A headline in yesterday's editions, suggesting the Supreme Court would review whether an individual has the same First Amendment rights as the news media, was misleading. It should have said the court has been asked to review the case.

In numerous court cases and commentaries involving freedom of the press, an increasingly prominent question is whether indivduals have the same First Amendment rights as the news media.

Now, in a reportedly unprecedented case, the Supreme Court has been asked to meet the question head-on by agreeing to review a decision that a private person doesn't have the right to publish truthful information about a convicted criminal, and doesn't have the same right of publication as a newspaper, for example.

The individual is Brian King, operator of a laundry in Alexandria, La., that was plagued by crime from the time he took it over in 1970.

After thieves and vandals had victimized him 36 times, and after patrols, stakeouts and other security measures failed, King in October 1973 installed a camera to photograph intruders at work. Although arrests resulted, crimes persisted.

In October 1974, the camera photographed Michael G. Norris, 18, and an apparent accomplice in the act of committing a theft from the money box of a soft-drink machine.

Norris was arrested, pleaded guilty to a disdemeanor and drew a suspended sentence. But that didn't stop the thefts and vandalism.

Five months later, King, because "I just had to do something," fashioned what he hoped would be a novel deterrent: a bulletin-board display of "actual photographs taken by hidden camera of a theft in progress."

"CAUGHT IN THE ACT!" said the headline.Under it was a warning: "Any thieves or vandals operating on this private property should remember to smile . . . They'll be on candid camera."

One photo showed Norris standing in front of the money box. The caption gave his name and address and said that he "is careful. He wants to be sure no one is watching!"

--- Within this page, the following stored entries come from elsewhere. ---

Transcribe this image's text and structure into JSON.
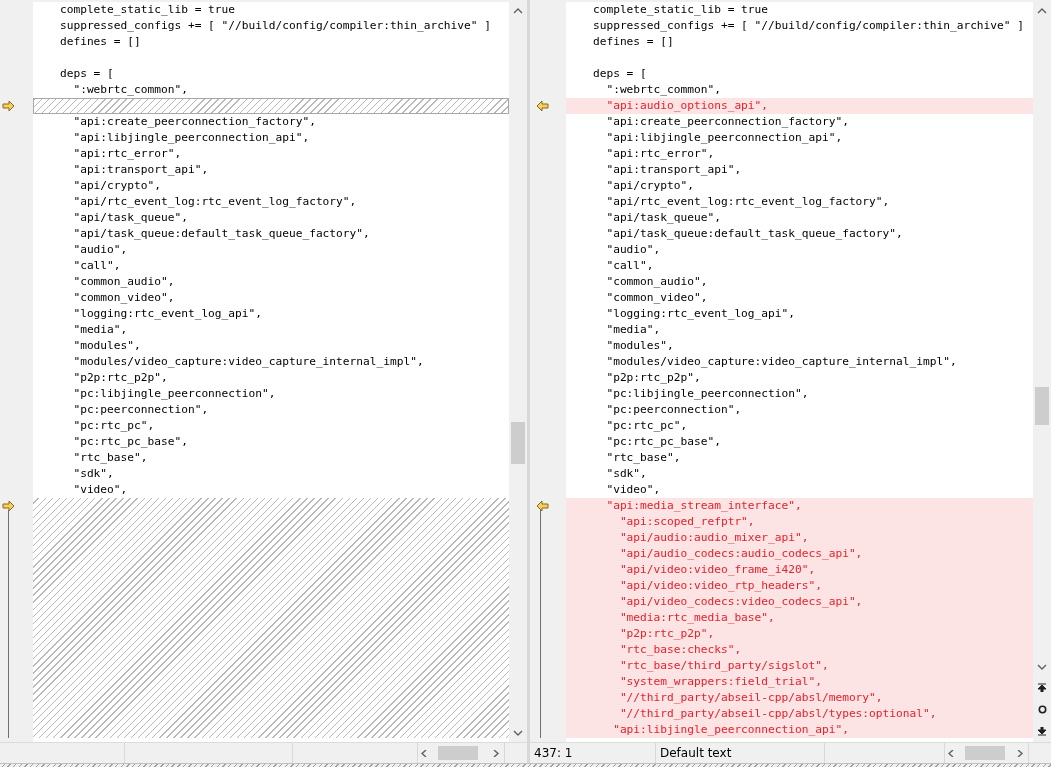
{
  "panes": [
    {
      "lines": [
        {
          "kind": "normal",
          "text": "    complete_static_lib = true"
        },
        {
          "kind": "normal",
          "text": "    suppressed_configs += [ \"//build/config/compiler:thin_archive\" ]"
        },
        {
          "kind": "normal",
          "text": "    defines = []"
        },
        {
          "kind": "normal"
        },
        {
          "kind": "normal",
          "text": "    deps = ["
        },
        {
          "kind": "normal",
          "text": "      \":webrtc_common\","
        },
        {
          "kind": "missing",
          "marker": true
        },
        {
          "kind": "normal",
          "text": "      \"api:create_peerconnection_factory\","
        },
        {
          "kind": "normal",
          "text": "      \"api:libjingle_peerconnection_api\","
        },
        {
          "kind": "normal",
          "text": "      \"api:rtc_error\","
        },
        {
          "kind": "normal",
          "text": "      \"api:transport_api\","
        },
        {
          "kind": "normal",
          "text": "      \"api/crypto\","
        },
        {
          "kind": "normal",
          "text": "      \"api/rtc_event_log:rtc_event_log_factory\","
        },
        {
          "kind": "normal",
          "text": "      \"api/task_queue\","
        },
        {
          "kind": "normal",
          "text": "      \"api/task_queue:default_task_queue_factory\","
        },
        {
          "kind": "normal",
          "text": "      \"audio\","
        },
        {
          "kind": "normal",
          "text": "      \"call\","
        },
        {
          "kind": "normal",
          "text": "      \"common_audio\","
        },
        {
          "kind": "normal",
          "text": "      \"common_video\","
        },
        {
          "kind": "normal",
          "text": "      \"logging:rtc_event_log_api\","
        },
        {
          "kind": "normal",
          "text": "      \"media\","
        },
        {
          "kind": "normal",
          "text": "      \"modules\","
        },
        {
          "kind": "normal",
          "text": "      \"modules/video_capture:video_capture_internal_impl\","
        },
        {
          "kind": "normal",
          "text": "      \"p2p:rtc_p2p\","
        },
        {
          "kind": "normal",
          "text": "      \"pc:libjingle_peerconnection\","
        },
        {
          "kind": "normal",
          "text": "      \"pc:peerconnection\","
        },
        {
          "kind": "normal",
          "text": "      \"pc:rtc_pc\","
        },
        {
          "kind": "normal",
          "text": "      \"pc:rtc_pc_base\","
        },
        {
          "kind": "normal",
          "text": "      \"rtc_base\","
        },
        {
          "kind": "normal",
          "text": "      \"sdk\","
        },
        {
          "kind": "normal",
          "text": "      \"video\","
        },
        {
          "kind": "missing",
          "marker": true
        },
        {
          "kind": "missing"
        },
        {
          "kind": "missing"
        },
        {
          "kind": "missing"
        },
        {
          "kind": "missing"
        },
        {
          "kind": "missing"
        },
        {
          "kind": "missing"
        },
        {
          "kind": "missing"
        },
        {
          "kind": "missing"
        },
        {
          "kind": "missing"
        },
        {
          "kind": "missing"
        },
        {
          "kind": "missing"
        },
        {
          "kind": "missing"
        },
        {
          "kind": "missing"
        },
        {
          "kind": "missing"
        }
      ]
    },
    {
      "lines": [
        {
          "kind": "normal",
          "text": "    complete_static_lib = true"
        },
        {
          "kind": "normal",
          "text": "    suppressed_configs += [ \"//build/config/compiler:thin_archive\" ]"
        },
        {
          "kind": "normal",
          "text": "    defines = []"
        },
        {
          "kind": "normal"
        },
        {
          "kind": "normal",
          "text": "    deps = ["
        },
        {
          "kind": "normal",
          "text": "      \":webrtc_common\","
        },
        {
          "kind": "added",
          "marker": true,
          "text": "      \"api:audio_options_api\","
        },
        {
          "kind": "normal",
          "text": "      \"api:create_peerconnection_factory\","
        },
        {
          "kind": "normal",
          "text": "      \"api:libjingle_peerconnection_api\","
        },
        {
          "kind": "normal",
          "text": "      \"api:rtc_error\","
        },
        {
          "kind": "normal",
          "text": "      \"api:transport_api\","
        },
        {
          "kind": "normal",
          "text": "      \"api/crypto\","
        },
        {
          "kind": "normal",
          "text": "      \"api/rtc_event_log:rtc_event_log_factory\","
        },
        {
          "kind": "normal",
          "text": "      \"api/task_queue\","
        },
        {
          "kind": "normal",
          "text": "      \"api/task_queue:default_task_queue_factory\","
        },
        {
          "kind": "normal",
          "text": "      \"audio\","
        },
        {
          "kind": "normal",
          "text": "      \"call\","
        },
        {
          "kind": "normal",
          "text": "      \"common_audio\","
        },
        {
          "kind": "normal",
          "text": "      \"common_video\","
        },
        {
          "kind": "normal",
          "text": "      \"logging:rtc_event_log_api\","
        },
        {
          "kind": "normal",
          "text": "      \"media\","
        },
        {
          "kind": "normal",
          "text": "      \"modules\","
        },
        {
          "kind": "normal",
          "text": "      \"modules/video_capture:video_capture_internal_impl\","
        },
        {
          "kind": "normal",
          "text": "      \"p2p:rtc_p2p\","
        },
        {
          "kind": "normal",
          "text": "      \"pc:libjingle_peerconnection\","
        },
        {
          "kind": "normal",
          "text": "      \"pc:peerconnection\","
        },
        {
          "kind": "normal",
          "text": "      \"pc:rtc_pc\","
        },
        {
          "kind": "normal",
          "text": "      \"pc:rtc_pc_base\","
        },
        {
          "kind": "normal",
          "text": "      \"rtc_base\","
        },
        {
          "kind": "normal",
          "text": "      \"sdk\","
        },
        {
          "kind": "normal",
          "text": "      \"video\","
        },
        {
          "kind": "added",
          "marker": true,
          "text": "      \"api:media_stream_interface\","
        },
        {
          "kind": "added",
          "text": "        \"api:scoped_refptr\","
        },
        {
          "kind": "added",
          "text": "        \"api/audio:audio_mixer_api\","
        },
        {
          "kind": "added",
          "text": "        \"api/audio_codecs:audio_codecs_api\","
        },
        {
          "kind": "added",
          "text": "        \"api/video:video_frame_i420\","
        },
        {
          "kind": "added",
          "text": "        \"api/video:video_rtp_headers\","
        },
        {
          "kind": "added",
          "text": "        \"api/video_codecs:video_codecs_api\","
        },
        {
          "kind": "added",
          "text": "        \"media:rtc_media_base\","
        },
        {
          "kind": "added",
          "text": "        \"p2p:rtc_p2p\","
        },
        {
          "kind": "added",
          "text": "        \"rtc_base:checks\","
        },
        {
          "kind": "added",
          "text": "        \"rtc_base/third_party/sigslot\","
        },
        {
          "kind": "added",
          "text": "        \"system_wrappers:field_trial\","
        },
        {
          "kind": "added",
          "text": "        \"//third_party/abseil-cpp/absl/memory\","
        },
        {
          "kind": "added",
          "text": "        \"//third_party/abseil-cpp/absl/types:optional\","
        },
        {
          "kind": "added",
          "text": "       \"api:libjingle_peerconnection_api\","
        }
      ],
      "status": {
        "position": "437: 1",
        "mode": "Default text"
      }
    }
  ]
}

A second photo was accompanied by this text: "Wow . . . Michael is swift. . . . If he runs fast enough while holding the money box with both hands maybe he won't get caught."

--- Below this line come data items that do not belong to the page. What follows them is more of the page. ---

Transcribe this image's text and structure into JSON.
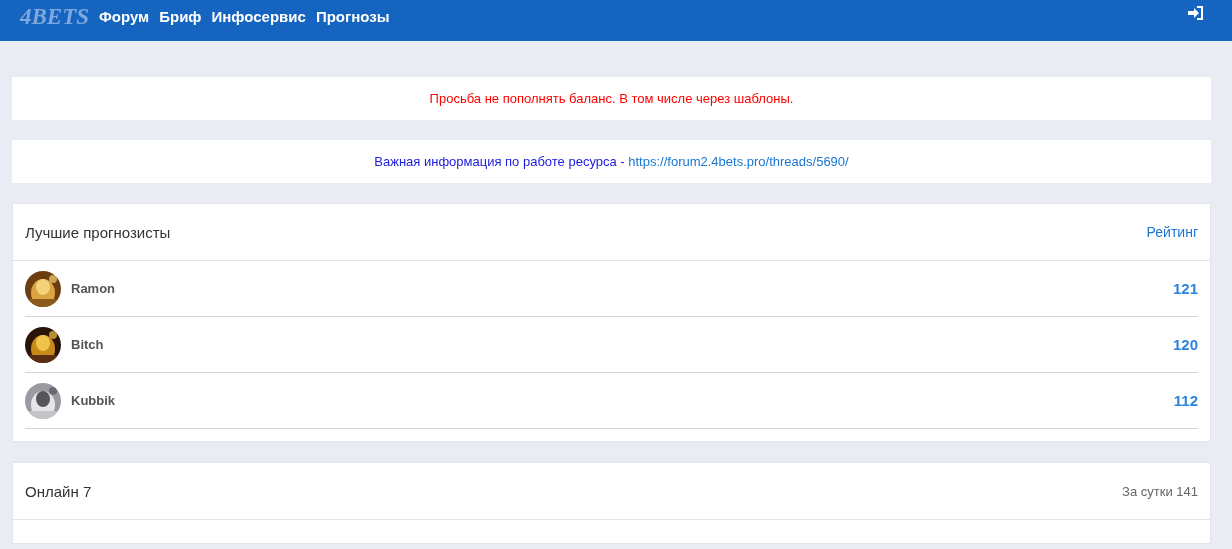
{
  "nav": {
    "logo": "4BETS",
    "links": [
      {
        "label": "Форум"
      },
      {
        "label": "Бриф"
      },
      {
        "label": "Инфосервис"
      },
      {
        "label": "Прогнозы"
      }
    ]
  },
  "notices": [
    {
      "kind": "warning",
      "text": "Просьба не пополнять баланс. В том числе через шаблоны."
    },
    {
      "kind": "info",
      "text": "Важная информация по работе ресурса - ",
      "link": "https://forum2.4bets.pro/threads/5690/"
    }
  ],
  "top_forecasters": {
    "title": "Лучшие прогнозисты",
    "link": "Рейтинг",
    "users": [
      {
        "name": "Ramon",
        "score": "121"
      },
      {
        "name": "Bitch",
        "score": "120"
      },
      {
        "name": "Kubbik",
        "score": "112"
      }
    ]
  },
  "online": {
    "title": "Онлайн 7",
    "daily": "За сутки 141"
  }
}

Then came the message that Norris wasn't faster than the camera or the police, had paid a fine of $105, and had been given a 91-day (actually, one year) suspended sentence and probation for a year, "Michael NOW has a police record," that message ended.

Finally came a photo of another young man with a text saying, "Well . . . Another one! The police say this specimen is . . . Marvin Sharp" and that he "was with Norris during the above theft." His address also was given.

Then came a series of questions: "Was Marvin an accomplice? Was Marvin the lookout? . . . When will his trial be held?" Court records don't show whether Sharp was arraigned or sentenced.

In November 1975, two weeks after getting off probation, Norris sued for damages and for a permanent injunction to prevent King from further publicizing his arrest and conviction.

At trial, Norris said the display - which was up 15 months - embarrased and humiliated him and amounted to undue harassment.

King testified that his purpose was to deter crime. "The time when all crimes ceased was when the display went up," he said. Norris' lawyer asked whether he couldn't have eliminated names and addresses, or blurred facial features? That would have made the photos less authentic and therefore less effective, he replied.

Trial Judge Martin L. Laird III ruled for Norris. King had a right to erect and maintain the display "for a period of time," but had committed an invasion of privacy that outweighed the guarantee of freedom of expression, he held. He awarded $500 in damages.

Last January, a state appeals court affirmed with a decision that King wants the Supreme Court to overturn.

In the opinion for a 2-to-1 majority, Judge Burton Foret said that the cases relied on by King in invoking First Amendment protection "involve the privilege and/or responsibility of the news media to openly publish, and this case involves a private citizen's right and privilege to do so." He went on to say:

"The responsibilities of the news media are very different from those of the individual citizen. The whole purpose and aim of the news media is to bring forth information to the public, to apprise the public of the events transpiring from day to day. That responsibility, duty, and purpose are not shared by the ordinary individual."

Foret said that King, seeking repayment of the stolen money, had threatened Norris and his family and, when that failed, chose to display the photos so as to humiliate him. By contrast, dissenting Judge John T. Hood Jr. said the facts showed "that no threats or harassment occured."

Foret said that King lost constitutional protection by preserving the bulletin-board display taken down, but would not have ordered payment of damages by a businessman who had been "justifiably alarmed" by repeated crimes. And he accused the majority of having gone "much too far" in allowing the "judicially created" right of privacy to prevail over "constitutional guaranteed" freedom of expression. He faulted the majority for:

Accusing King of being motivated by a desire for repayment rather than deterrence while ignoring not only Sharp, from whom he had never sought restitution, but also a more prominent second bulletin board featuring a thief said in the text to have made full restitution.

Giving no weight to the failure of Norris, his parents and his lawyer to protest the bulletin board to King during the 15-month period between its erection and the filing of the lawsuit.

Overlooking the "insignificant" amount of money stolen by Norris (no more than $50), which was much less than the cost of putting up a display purportedly intended to coerce restitution.